Paul emphasized that the word used is singular (seed), not plural (seeds)
(Gal. 3:6), and that the fulfillment of this promise was Christ Himself.
Abraham believed in Christ, by means of Whom he received hope without limit or
end. He believed the word of God, the gospel, by faith: “The Scripture, foreseeing that God would justify the Gentiles by faith,
preached the gospel beforehand to Abraham, saying, All the nations will be
blessed in you” (Gal. 3:8).
We
receive God’s blessings as heirs with Abraham by faith: “God, desiring even more to show to the heirs of the promise the
unchangeableness of His purpose, interposed with an oath” (Heb. 6:17).
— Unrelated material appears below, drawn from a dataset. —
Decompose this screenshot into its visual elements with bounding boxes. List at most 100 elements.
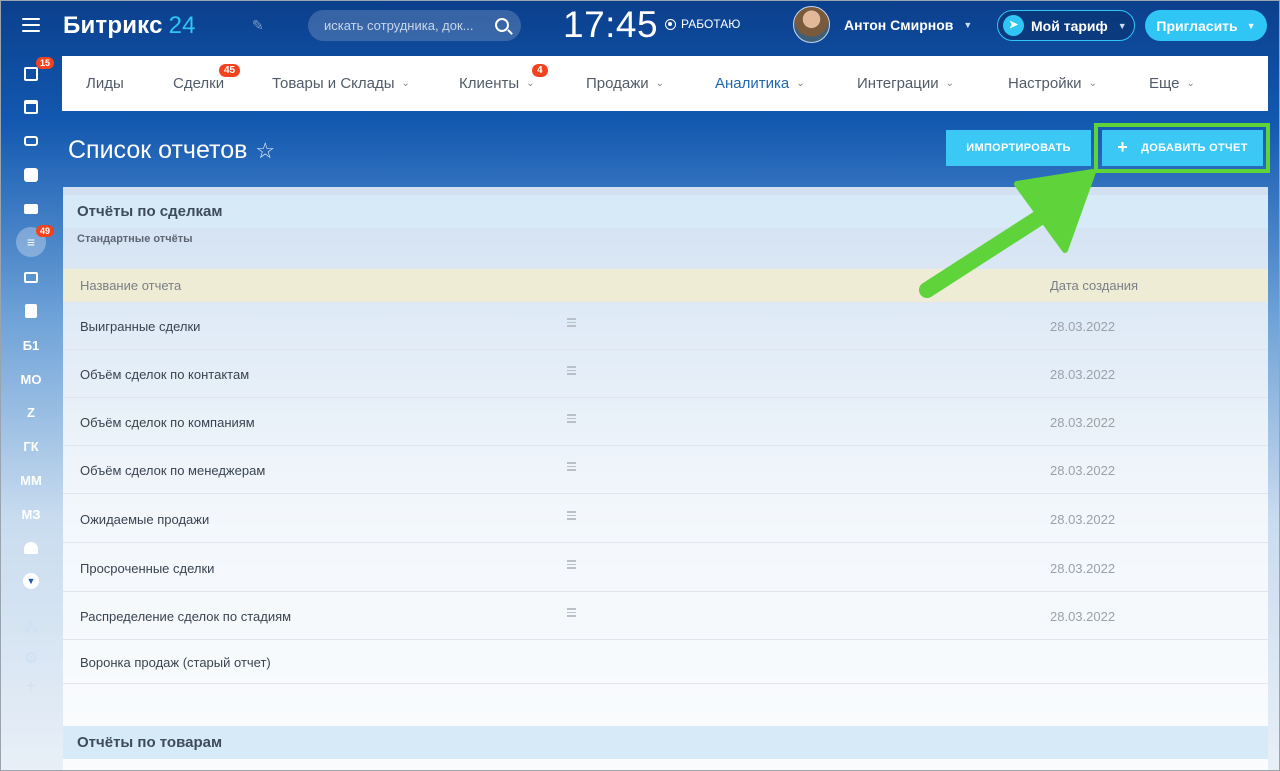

When God gave this promise to Abraham, He not only wanted to assure him that
His purpose would not change, but also wanted that future heirs of the promise
could be sure of it and “take hold of
the hope set before us” (verse 18). God possesses a most powerful word,
capable of creating light, stars, the world and the universe. He cannot lie and
His word cannot fail, but He did something that He should never have to do: He
swore! Why? “So that by two unchangeable
things in which it is impossible for God to lie, we… would have strong encouragement
to take hold of the hope set before us.” He wanted to do it for us. He
did not simply want to show it, but to show it even more. Two things
assure us – His infallible word and his oath. He not only wanted us to be
encouraged, but to have strong encouragement. May the Holy Spirit enable
us to hear this word (and the oath) with faith!